Смех как способ существования
– Вы часто говорите в интервью, что не любите, когда вас называют юмористом или комическим актёром. Почему так?
– А я юмористом и не являюсь. В Советском Союзе и в России так традиционно называли и называют людей, которые выступают с юморесками на эстраде. А я артист театра и кино и обожаю эти свои проявления как характерного артиста. Буду счастлив, если меня будут называть комедийным артистом, потому что самое опасное – открещиваться от того, за что тебя полюбили. Но юмористом я никогда не был!
– Скорее всего, такой стереотип появился после вашего многолетнего участия в «Городке»…
– Знаете, у нас в «Городке» висел плакат, который придумали мы с Ильёй Олейниковым: «Мы не смешим – они смеются». Это тот способ существования, который мы исповедовали. Но в этой фразе есть лукавство: на самом деле мы просто знали, как надо смешить (смеётся).
– «Городок» все зрители вспоминают с теплотой и жалеют, что программа больше не выходит. На нашем телевидении должна быть подобная передача…
– Этот вопрос не ко мне!
– В вашей фильмографии комедийных ролей действительно не очень много. Почему вы всё же снимаетесь в комедиях?
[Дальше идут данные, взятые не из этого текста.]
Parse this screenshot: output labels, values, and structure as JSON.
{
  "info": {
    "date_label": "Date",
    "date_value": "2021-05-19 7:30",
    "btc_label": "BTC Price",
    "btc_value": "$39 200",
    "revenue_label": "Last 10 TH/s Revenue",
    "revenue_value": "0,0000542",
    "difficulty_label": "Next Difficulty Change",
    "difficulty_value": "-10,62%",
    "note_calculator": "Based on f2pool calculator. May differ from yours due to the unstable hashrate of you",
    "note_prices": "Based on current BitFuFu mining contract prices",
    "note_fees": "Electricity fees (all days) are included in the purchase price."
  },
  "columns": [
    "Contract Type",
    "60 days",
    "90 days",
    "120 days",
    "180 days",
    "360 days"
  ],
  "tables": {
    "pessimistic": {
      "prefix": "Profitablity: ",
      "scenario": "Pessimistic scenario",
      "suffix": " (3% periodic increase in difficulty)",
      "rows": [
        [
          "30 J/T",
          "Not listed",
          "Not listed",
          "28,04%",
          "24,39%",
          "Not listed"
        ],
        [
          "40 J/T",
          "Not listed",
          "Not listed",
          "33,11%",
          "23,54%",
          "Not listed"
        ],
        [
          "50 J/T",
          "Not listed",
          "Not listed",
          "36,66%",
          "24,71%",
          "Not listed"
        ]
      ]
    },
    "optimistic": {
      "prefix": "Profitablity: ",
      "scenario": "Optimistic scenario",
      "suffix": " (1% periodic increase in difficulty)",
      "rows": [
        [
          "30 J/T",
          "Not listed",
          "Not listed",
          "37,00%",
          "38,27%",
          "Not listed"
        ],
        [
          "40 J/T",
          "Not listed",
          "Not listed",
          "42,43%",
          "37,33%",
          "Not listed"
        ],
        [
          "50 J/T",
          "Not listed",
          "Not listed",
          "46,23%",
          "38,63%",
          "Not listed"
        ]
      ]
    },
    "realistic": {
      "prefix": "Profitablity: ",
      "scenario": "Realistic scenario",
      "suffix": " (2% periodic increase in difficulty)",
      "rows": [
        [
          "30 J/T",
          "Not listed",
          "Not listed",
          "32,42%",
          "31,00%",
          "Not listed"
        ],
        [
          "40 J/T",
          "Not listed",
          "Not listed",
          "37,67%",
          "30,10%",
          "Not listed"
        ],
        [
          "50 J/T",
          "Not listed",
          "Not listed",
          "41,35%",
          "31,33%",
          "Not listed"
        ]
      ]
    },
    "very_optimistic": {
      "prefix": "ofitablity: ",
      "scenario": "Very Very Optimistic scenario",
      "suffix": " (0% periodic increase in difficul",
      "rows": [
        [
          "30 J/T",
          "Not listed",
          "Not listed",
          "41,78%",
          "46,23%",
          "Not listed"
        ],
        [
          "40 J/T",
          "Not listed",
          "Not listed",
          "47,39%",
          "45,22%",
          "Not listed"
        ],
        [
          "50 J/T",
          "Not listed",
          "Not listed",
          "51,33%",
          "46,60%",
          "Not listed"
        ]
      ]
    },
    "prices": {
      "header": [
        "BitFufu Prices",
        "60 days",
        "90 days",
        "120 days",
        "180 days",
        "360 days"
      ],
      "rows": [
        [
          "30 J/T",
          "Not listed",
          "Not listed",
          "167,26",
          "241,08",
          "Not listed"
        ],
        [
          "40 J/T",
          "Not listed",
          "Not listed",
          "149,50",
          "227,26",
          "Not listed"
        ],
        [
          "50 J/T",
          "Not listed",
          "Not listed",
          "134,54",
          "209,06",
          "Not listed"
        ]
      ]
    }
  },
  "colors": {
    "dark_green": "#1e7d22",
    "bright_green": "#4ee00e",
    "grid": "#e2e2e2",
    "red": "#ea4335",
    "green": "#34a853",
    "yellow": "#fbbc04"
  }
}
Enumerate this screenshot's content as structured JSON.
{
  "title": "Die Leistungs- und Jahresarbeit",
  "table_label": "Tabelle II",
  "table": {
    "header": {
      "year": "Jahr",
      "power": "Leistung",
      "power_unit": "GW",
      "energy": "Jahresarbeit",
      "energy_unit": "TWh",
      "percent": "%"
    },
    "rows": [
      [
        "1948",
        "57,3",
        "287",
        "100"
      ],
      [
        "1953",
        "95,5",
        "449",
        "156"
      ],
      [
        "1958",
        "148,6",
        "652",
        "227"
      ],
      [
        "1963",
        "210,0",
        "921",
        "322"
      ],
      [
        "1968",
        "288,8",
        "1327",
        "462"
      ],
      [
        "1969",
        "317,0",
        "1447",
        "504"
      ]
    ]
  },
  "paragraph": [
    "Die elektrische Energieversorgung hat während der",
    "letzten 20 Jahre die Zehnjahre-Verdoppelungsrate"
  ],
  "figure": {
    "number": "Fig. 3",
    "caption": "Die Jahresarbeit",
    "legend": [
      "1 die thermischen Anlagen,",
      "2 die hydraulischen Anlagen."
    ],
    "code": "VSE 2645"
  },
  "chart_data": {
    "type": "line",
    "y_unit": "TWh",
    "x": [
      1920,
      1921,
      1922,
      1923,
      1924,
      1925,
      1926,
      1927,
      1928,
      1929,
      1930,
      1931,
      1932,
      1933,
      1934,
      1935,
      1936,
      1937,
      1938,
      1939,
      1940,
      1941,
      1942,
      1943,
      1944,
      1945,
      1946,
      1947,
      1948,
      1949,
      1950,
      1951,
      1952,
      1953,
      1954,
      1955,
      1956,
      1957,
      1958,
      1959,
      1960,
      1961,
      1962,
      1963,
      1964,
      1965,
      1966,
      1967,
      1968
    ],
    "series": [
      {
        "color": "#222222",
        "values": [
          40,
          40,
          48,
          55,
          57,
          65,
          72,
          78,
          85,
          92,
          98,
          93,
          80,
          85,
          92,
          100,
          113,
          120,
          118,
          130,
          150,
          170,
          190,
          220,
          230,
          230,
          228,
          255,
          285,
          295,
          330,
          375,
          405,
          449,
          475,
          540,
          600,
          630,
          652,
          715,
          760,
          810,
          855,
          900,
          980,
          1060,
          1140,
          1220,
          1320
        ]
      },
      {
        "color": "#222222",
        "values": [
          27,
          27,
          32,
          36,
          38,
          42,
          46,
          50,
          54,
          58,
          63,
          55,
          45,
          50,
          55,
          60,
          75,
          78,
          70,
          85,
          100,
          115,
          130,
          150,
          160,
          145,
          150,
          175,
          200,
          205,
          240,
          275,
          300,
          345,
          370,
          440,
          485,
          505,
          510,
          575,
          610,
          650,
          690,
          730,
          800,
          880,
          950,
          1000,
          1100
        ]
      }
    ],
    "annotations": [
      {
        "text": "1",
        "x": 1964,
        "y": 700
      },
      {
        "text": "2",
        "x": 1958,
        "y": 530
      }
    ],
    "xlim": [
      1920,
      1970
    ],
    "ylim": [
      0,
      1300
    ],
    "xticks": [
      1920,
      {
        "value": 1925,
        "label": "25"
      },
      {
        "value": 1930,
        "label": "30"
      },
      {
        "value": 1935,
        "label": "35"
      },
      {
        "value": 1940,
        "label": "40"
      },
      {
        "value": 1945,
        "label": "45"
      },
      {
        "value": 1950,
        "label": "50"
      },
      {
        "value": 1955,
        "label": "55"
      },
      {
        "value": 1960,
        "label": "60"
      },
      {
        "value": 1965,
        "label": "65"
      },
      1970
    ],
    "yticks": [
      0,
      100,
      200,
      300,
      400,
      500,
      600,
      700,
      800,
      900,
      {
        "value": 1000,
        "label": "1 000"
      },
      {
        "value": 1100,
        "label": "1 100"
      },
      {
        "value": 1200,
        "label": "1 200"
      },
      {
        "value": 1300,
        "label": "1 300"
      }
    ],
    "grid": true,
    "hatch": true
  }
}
– Потому что я актёр и должен работать, поддерживать свою форму. Актёр подпитывается, конечно, прежде всего в театре, потому что это то место, где он приобретает профессию. А в кино актёр отдаёт. Театр – это лаборатория, НИИ, а кино – завод.
– А где вам комфортнее – в театре или в кино?
– Я давно придумал для себя формулу: без театра нельзя жить, а без кино нельзя выжить (смеётся). Но вообще, если провести аналогию, то это как спросить: можно ли прожить без душа? Нет, нельзя. Театр – это профессиональный душ для артиста, гигиена творческого организма. Работа только в кино может выхолостить. Кино лишь забирает, там нужно отдавать, а приобретать можно только в театре. Но при этом кино – великая штука, там можно получить опыт и уверенность в себе. Помимо успеха.
– Я не чувствую, я знаю. Недавно я ставил в Питере спектакль «Спасти рядового Гамлета» и во время работы указал актёру: ты вот здесь повернись, скажи фразу и вот так дёрни плечом. Он переспрашивает: зачем, что должно получиться? А я точно знаю, что в зале в тот момент, когда он так сделает, будут смех и аплодисменты. Есть какие-то законы, которые актёр со временем понимает. Но шутка не может быть самоцелью, она должна быть обусловлена существованием на сцене.
Тот юмор, который мы с Олейниковым исповедовали, строился на большом сочувст-вии к человеку и на знании человека. Знаете, какую фразу я часто слышу от тех, кому сейчас 30–40 лет? Они благодарят меня за счастливое детство (смеётся). А один человек однажды сказал мне: «Спасибо за моё весёлое детство». И эта благодарность мне очень дорога.
Юмор, который мы с Ильёй Олейниковым исповедовали в «Городке», строился на большом сочувствии к человеку и на знании человека.